Ritos de Paso
El año que ya fue es un tiempo sin retorno posible en la
espiral evolutiva y cíclica del Universo, donde, precisamente por eso, nada se
repite dos veces de la misma manera, aunque siempre haya momentos que son análogos
entre sí, y la historia personal y la de los pueblos nos proporcionan numerosos
ejemplos de ello. Las propias estaciones generadas por las cuatro posiciones
cardinales del Sol en su rotación anual se repiten indefinidamente, y sin
embargo son siempre distintas. No existe el “eterno retorno”, que es una
imposibilidad metafísica, sino una sucesión de ciclos que encadenados entre sí
conforman la totalidad de lo manifestado en el tiempo y el espacio, y donde los
más grandes contienen a los más pequeños, pero las leyes que por las que se
rigen todos ellos son idénticas, de ahí las analogías y las correspondencias.
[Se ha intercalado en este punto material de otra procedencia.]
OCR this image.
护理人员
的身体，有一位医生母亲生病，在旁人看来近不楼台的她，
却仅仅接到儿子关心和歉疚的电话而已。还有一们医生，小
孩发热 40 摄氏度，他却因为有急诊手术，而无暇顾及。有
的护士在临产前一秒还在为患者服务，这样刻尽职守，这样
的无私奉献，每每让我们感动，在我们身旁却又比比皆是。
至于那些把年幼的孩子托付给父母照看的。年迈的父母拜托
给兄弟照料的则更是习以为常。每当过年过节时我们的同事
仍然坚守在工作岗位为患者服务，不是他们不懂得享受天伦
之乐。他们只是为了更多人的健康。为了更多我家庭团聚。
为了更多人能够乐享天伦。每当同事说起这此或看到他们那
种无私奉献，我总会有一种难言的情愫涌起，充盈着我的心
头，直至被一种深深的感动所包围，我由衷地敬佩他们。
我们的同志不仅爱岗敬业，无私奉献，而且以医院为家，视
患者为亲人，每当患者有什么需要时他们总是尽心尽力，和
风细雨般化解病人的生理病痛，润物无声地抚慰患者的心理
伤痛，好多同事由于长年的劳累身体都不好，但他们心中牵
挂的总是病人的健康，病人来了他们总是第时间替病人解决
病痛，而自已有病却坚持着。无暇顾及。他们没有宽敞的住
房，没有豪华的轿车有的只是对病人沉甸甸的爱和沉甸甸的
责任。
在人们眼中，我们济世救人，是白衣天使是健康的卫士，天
Hay una estructura invisible, un enmarque prototípico, que ordena y articula el devenir del tiempo, o sea el desarrollo de todas las posibilidades de manifestación de las que él, el tiempo, constituye su vehículo. Cuando esas posibilidades se agotan, el propio ciclo temporal también lo hace, reintegrándose en la noche de lo inmanifestado, hasta que una vibración sonora anuncia en lo más profundo de esa noche el nacimiento de un tiempo nuevo, dentro de un cosmos que también ha mudado su piel. El Avatara (palabra que significa “descenso de la estrella”, refiriéndose a la polar, pues “tara” es el nombre de la misma en sánscrito) nace en los momentos más críticos de un ciclo, anunciando a la humanidad el regreso de la justicia y la verdad.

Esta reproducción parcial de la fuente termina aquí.